Learning Robust Reward Machines from Noisy Labels
Roko Parac, Lorenzo Nodari, Leo Ardon, Daniel Furelos-Blanco, Federico Cerutti, Alessandra Russo
TL;DR
Prob-IRM tackles learning robust reward machines from noisy traces and using them to guide RL. It interleaves RM learning via ILASP with policy optimization, leveraging a belief over RM states and probabilistic reward shaping to handle label noise. The approach generates WCDPIs from noisy traces, learns RMs tolerant to noise, and applies a belief-based RM exploitation mechanism to shape rewards and accelerate learning. Empirical results on OfficeWorld show that Prob-IRM can learn usable RMs from noisy data and achieve performance comparable to hand-crafted RMs, demonstrating robustness and practical applicability in imperfect sensing environments.
Abstract
This paper presents PROB-IRM, an approach that learns robust reward machines (RMs) for reinforcement learning (RL) agents from noisy execution traces. The key aspect of RM-driven RL is the exploitation of a finite-state machine that decomposes the agent's task into different subtasks. PROB-IRM uses a state-of-the-art inductive logic programming framework robust to noisy examples to learn RMs from noisy traces using the Bayesian posterior degree of beliefs, thus ensuring robustness against inconsistencies.
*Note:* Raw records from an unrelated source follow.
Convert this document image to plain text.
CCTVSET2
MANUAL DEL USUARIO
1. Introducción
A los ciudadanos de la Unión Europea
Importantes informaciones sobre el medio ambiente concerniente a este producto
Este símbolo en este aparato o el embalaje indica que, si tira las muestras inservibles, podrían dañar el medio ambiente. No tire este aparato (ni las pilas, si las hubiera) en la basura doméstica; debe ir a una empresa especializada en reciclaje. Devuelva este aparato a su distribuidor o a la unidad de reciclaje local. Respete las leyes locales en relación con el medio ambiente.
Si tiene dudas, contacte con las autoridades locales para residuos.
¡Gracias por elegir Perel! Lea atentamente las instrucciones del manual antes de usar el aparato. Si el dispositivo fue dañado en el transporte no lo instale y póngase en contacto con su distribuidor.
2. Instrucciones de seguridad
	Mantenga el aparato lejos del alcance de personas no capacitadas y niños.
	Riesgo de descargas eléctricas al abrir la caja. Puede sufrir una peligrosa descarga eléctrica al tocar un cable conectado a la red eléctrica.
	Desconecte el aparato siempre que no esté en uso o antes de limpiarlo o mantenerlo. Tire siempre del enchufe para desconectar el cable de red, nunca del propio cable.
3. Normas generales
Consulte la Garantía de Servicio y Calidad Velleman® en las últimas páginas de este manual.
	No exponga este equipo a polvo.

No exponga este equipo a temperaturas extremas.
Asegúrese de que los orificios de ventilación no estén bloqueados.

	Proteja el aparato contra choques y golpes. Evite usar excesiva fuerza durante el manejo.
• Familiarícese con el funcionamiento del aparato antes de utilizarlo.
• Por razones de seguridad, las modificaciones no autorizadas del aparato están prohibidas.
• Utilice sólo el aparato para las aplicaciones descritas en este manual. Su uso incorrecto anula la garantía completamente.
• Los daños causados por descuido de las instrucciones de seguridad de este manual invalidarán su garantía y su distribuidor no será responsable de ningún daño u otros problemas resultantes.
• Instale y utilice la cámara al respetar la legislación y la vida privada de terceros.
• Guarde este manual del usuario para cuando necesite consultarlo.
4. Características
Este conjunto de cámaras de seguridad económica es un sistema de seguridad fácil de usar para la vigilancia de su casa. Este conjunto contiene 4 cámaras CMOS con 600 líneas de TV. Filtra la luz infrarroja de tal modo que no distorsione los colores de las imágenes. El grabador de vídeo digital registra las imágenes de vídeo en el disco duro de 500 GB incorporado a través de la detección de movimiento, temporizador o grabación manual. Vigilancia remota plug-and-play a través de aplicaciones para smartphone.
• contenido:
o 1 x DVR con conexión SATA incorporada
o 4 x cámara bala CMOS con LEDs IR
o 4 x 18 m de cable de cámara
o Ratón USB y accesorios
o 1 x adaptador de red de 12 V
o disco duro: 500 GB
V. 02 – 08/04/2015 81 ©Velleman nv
Pivotal for the results is the interleaving between RM learning and policy learning: a new RM is learned whenever the RL agent generates a trace that is believed not to be accepted by the current RM. To speed up the training of the RL agent, PROB-IRM employs a probabilistic formulation of reward shaping that uses the posterior Bayesian beliefs derived from the traces. Our experimental analysis shows that PROB-IRM can learn (potentially imperfect) RMs from noisy traces and exploit them to train an RL agent to solve its tasks successfully. Despite the complexity of learning the RM from noisy traces, agents trained with PROB-IRM perform comparably to agents provided with handcrafted RMs.